The speculation is driven largely by U.S. financial entities that trade in unregulated commodities with over the counter derivative contracts. F. William Engdahl has explained how the mechanisms works and Pam Martens points to the massive involvement of Citibank and other big players.
The OPEC folks are pissed. They know the prices they are selling their oil for are far below the top prices in the commodity markets and they know that some of the barrels they offer find no buyers. They do know that it is speculation that drives this. The current too high prices will make people develop other energy sources and will destruct the long term demand for their product. They learned that lesson in the 1970s and do not want to repeat it.
At the same time there is a serious systematic attack on OPEC
underway in U.S. politics. A year ago Ed Koch, the former mayor of New
York, called for more legislative and presidential action to take on OPEC in the Jewish World Review. In May Hillary Clinton said OPEC ‘can no longer be a cartel’. This week saw calls for action against OPEC from mainly Democratic legislators and op-eds on the issue in two major papers. On the same day the LA Times and the NY Times headlined these Sue OPEC.
The Saudis have called for an international meeting on oil prices that is taking place right now.

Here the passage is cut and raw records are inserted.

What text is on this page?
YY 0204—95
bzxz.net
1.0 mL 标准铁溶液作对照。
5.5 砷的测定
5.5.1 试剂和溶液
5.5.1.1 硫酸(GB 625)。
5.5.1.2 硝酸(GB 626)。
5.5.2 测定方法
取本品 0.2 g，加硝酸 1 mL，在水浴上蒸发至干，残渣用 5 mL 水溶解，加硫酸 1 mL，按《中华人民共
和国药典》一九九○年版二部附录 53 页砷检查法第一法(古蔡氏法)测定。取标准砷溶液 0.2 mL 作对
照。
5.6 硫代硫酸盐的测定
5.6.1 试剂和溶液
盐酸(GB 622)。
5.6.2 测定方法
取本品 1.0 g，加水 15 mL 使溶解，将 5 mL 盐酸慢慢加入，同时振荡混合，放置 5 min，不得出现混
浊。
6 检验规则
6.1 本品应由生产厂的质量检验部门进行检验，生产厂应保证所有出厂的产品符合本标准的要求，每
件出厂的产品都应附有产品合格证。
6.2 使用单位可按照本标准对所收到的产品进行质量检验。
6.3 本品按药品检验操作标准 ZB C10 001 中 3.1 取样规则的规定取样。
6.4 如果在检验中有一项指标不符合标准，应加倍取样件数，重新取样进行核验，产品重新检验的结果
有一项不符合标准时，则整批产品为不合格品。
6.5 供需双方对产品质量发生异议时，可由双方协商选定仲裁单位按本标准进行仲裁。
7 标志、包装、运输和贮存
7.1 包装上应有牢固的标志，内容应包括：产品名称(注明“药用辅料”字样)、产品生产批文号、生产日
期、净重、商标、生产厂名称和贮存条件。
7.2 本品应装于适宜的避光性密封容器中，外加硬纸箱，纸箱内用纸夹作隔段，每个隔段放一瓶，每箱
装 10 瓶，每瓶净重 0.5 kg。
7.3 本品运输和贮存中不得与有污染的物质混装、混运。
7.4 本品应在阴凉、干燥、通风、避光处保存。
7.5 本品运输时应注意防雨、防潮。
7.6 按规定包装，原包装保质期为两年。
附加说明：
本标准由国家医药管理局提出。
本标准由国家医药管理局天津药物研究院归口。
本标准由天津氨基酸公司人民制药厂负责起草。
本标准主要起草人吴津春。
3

Pat Lang thinks they are very serious about the issue.
The U.S. position is that there is no speculation and no action needed:
US
Energy Secretary Samuel Bodman said on Saturday that speculators were
not forcing up global oil prices, which nearly hit 140 dollars per
barrel this week."There is no evidence that we can find that speculators are driving
futures prices," Bodman told a press briefing ahead of Sunday’s summit
in Jeddah that will bring together consuming and producing nations to
address the global energy crisis.
Bodman
isn’t even lying. He can not find the evidence because the U.S.
Commodity Futures Trading Commission allows U.S. financial institutions
to trade unregulated and unsupervised in the London ICE Futures market.
If you don’t look for evidence, you will not find any.
OPEC, and especially the Saudis, will have to think of new ways to
pressure the U.S. for more regulation in the future markets. They also
have to look at serious local inflation issues connected to their currency peg
to the dollar. I can think of several possible tools available to them
to help on both issues. Watch the dollar to go down much further when
this economic war escalates.
This leaves the question why the U.S. administration is allowing
such speculation that will likely hurt its party in the next election
and might bring serious economic harm. I believe this is out of
necessity.
Financial institutions lost about $1 trillion in the credit bubble and
many of them are in dire state. The Fed gave them $500 billion in fresh
money taking junk bonds as collateral and keeps the interest rates much
lower than justified. The banks now again have the money to speculate
in the markets and to use the profits from these speculations to heal
their balance sheets.
The commodity bubble is to a large part a concerted action to keep
the USuk financial system alive. Consumers all over the world and the
oil producer have to pay for that.
If the Saudis see this the same way than I do, they will recognize that only severe financial action will stop the scheme.